C’est en tout cas l’objectif du Premier ministre Lars Løkke Rasmussen.

Après une guerre sans merci face au diesel, l'Europe semble peu à peu venir à bout de ce carburant, longtemps porté sur un piédestal. Preuve en est, nombreux sont les constructeurs à délaisser le diesel, notamment concernant les petites citadines. Ainsi, les Citroën C1, Peugeot 108 et autres Renault Twingo sont dépourvues de diesel. Certaines marques vont plus loin encore, comme Porsche par exemple qui, après avoir proposé durant quelques années du diesel sur ses Panamera, Cayenne et Macan, s'est finalement décidé à retirer ce carburant de son catalogue.
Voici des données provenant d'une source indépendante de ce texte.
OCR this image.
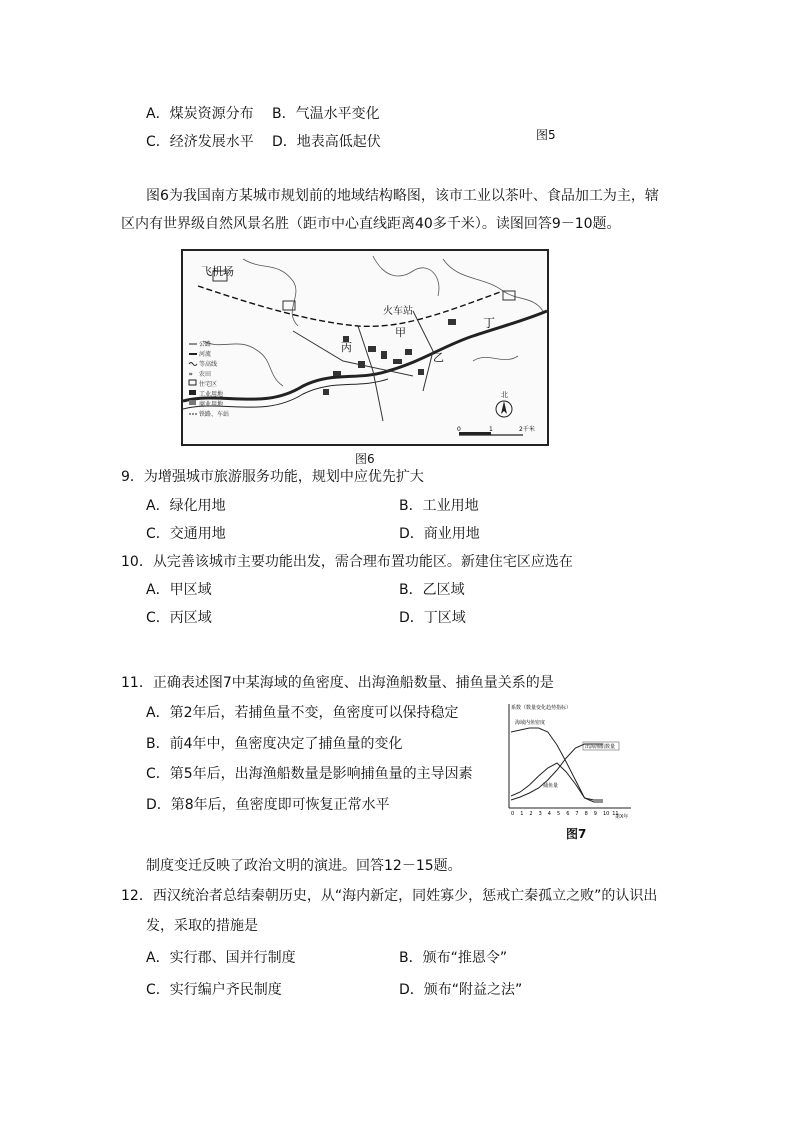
A．煤炭资源分布 B．气温水平变化
C．经济发展水平 D．地表高低起伏	图5
图6为我国南方某城市规划前的地域结构略图，该市工业以茶叶、食品加工为主，辖
区内有世界级自然风景名胜（距市中心直线距离40多千米）。读图回答9－10题。
公路
河流
等高线
⌗ 农田
住宅区
工业用地
商业用地
铁路、车站
飞机场
火车站
甲
乙
丙
丁
北
0	1	2千米
图6
9．为增强城市旅游服务功能，规划中应优先扩大
A．绿化用地	B．工业用地
C．交通用地	D．商业用地
10．从完善该城市主要功能出发，需合理布置功能区。新建住宅区应选在
A．甲区域	B．乙区域
C．丙区域	D．丁区域
11．正确表述图7中某海域的鱼密度、出海渔船数量、捕鱼量关系的是
A．第2年后，若捕鱼量不变，鱼密度可以保持稳定
B．前4年中，鱼密度决定了捕鱼量的变化
C．第5年后，出海渔船数量是影响捕鱼量的主导因素
D．第8年后，鱼密度即可恢复正常水平
系数（数量变化趋势指标）
第X年
海域内鱼密度
出海渔船数量
捕鱼量
0 1 2 3 4 5 6 7 8 9 10 11
图7
制度变迁反映了政治文明的演进。回答12－15题。
12．西汉统治者总结秦朝历史，从“海内新定，同姓寡少，惩戒亡秦孤立之败”的认识出
发，采取的措施是
A．实行郡、国并行制度	B．颁布“推恩令”
C．实行编户齐民制度	D．颁布“附益之法”
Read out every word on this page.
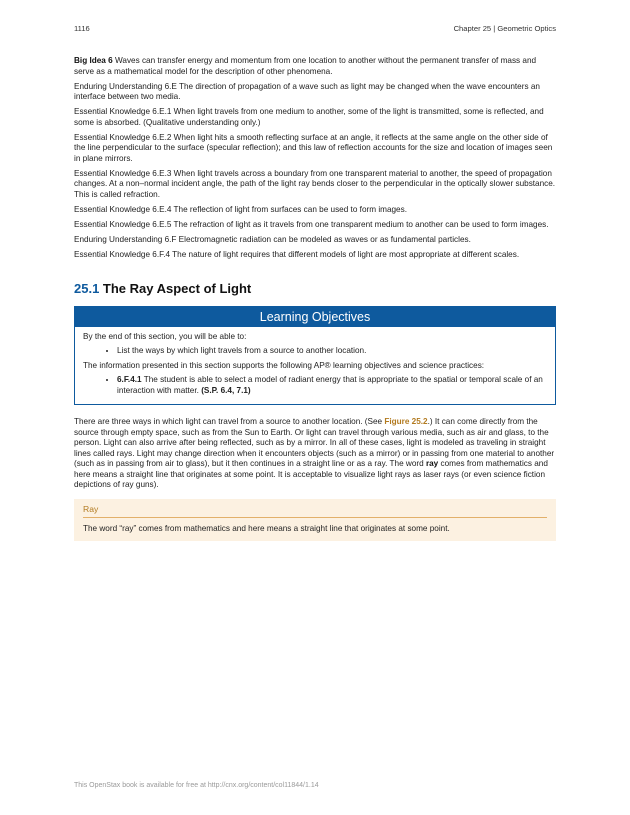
1116	Chapter 25 | Geometric Optics

Big Idea 6 Waves can transfer energy and momentum from one location to another without the permanent transfer of mass and serve as a mathematical model for the description of other phenomena.

Enduring Understanding 6.E The direction of propagation of a wave such as light may be changed when the wave encounters an interface between two media.

Essential Knowledge 6.E.1 When light travels from one medium to another, some of the light is transmitted, some is reflected, and some is absorbed. (Qualitative understanding only.)

Essential Knowledge 6.E.2 When light hits a smooth reflecting surface at an angle, it reflects at the same angle on the other side of the line perpendicular to the surface (specular reflection); and this law of reflection accounts for the size and location of images seen in plane mirrors.

Essential Knowledge 6.E.3 When light travels across a boundary from one transparent material to another, the speed of propagation changes. At a non–normal incident angle, the path of the light ray bends closer to the perpendicular in the optically slower substance. This is called refraction.

Essential Knowledge 6.E.4 The reflection of light from surfaces can be used to form images.

Essential Knowledge 6.E.5 The refraction of light as it travels from one transparent medium to another can be used to form images.

Enduring Understanding 6.F Electromagnetic radiation can be modeled as waves or as fundamental particles.

Essential Knowledge 6.F.4 The nature of light requires that different models of light are most appropriate at different scales.

25.1 The Ray Aspect of Light
Learning Objectives

By the end of this section, you will be able to:

• List the ways by which light travels from a source to another location.

The information presented in this section supports the following AP® learning objectives and science practices:

• 6.F.4.1 The student is able to select a model of radiant energy that is appropriate to the spatial or temporal scale of an interaction with matter. (S.P. 6.4, 7.1)

There are three ways in which light can travel from a source to another location. (See Figure 25.2.) It can come directly from the source through empty space, such as from the Sun to Earth. Or light can travel through various media, such as air and glass, to the person. Light can also arrive after being reflected, such as by a mirror. In all of these cases, light is modeled as traveling in straight lines called rays. Light may change direction when it encounters objects (such as a mirror) or in passing from one material to another (such as in passing from air to glass), but it then continues in a straight line or as a ray. The word ray comes from mathematics and here means a straight line that originates at some point. It is acceptable to visualize light rays as laser rays (or even science fiction depictions of ray guns).

Ray

The word “ray” comes from mathematics and here means a straight line that originates at some point.

This OpenStax book is available for free at http://cnx.org/content/col11844/1.14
Certains pays prennent de l'avance sur les futures normes européennes en matière de dépollution et pourraient prendre des mesures drastiques. C'est le cas du Danemark qui, par l'intermédiaire de son Premier ministre, Lars Løkke Rasmussen, souhaite interdire purement et simplement la vente de véhicules thermiques d'ici 2030. Cela concernerait même les modèles hybrides. À l'occasion de son discours au Parlement, ce dernier a expliqué qu'il voulait "un Danemark qui soit à l'avant-garde, qui tire le monde dans une direction plus verte. […] Nous fixons le cap. Et envoyons un signal clair à l'Union Européenne, à l'industrie automobile et au reste du monde. Dans douze ans, seulement douze ans, nous voulons interdire la vente de nouvelles voitures essence et diesel."

Avec cette interdiction, le Danemark pourrait rejoindre l'Islande qui avait annoncé une mesure similaire en septembre. Rappelons que le Danemark est fortement engagé dans la lutte contre le réchauffement climatique puisqu'entre 1980 et 2015, les émissions de carbone du pays ont diminué de 38 %, d’après l’institut State of Green. Le Danemark ambitionne également de devenir neutre en énergie fossile en 2050. En septembre, les voitures électriques ont représenté 45,3 % des nouvelles immatriculations au sein du pays. Du côté de la France, pour rappel, on vise un peut plus large avec une interdiction des ventes de véhicules thermiques d'ici 2040. D'ici là, de l'eau aura coulé sous les ponts.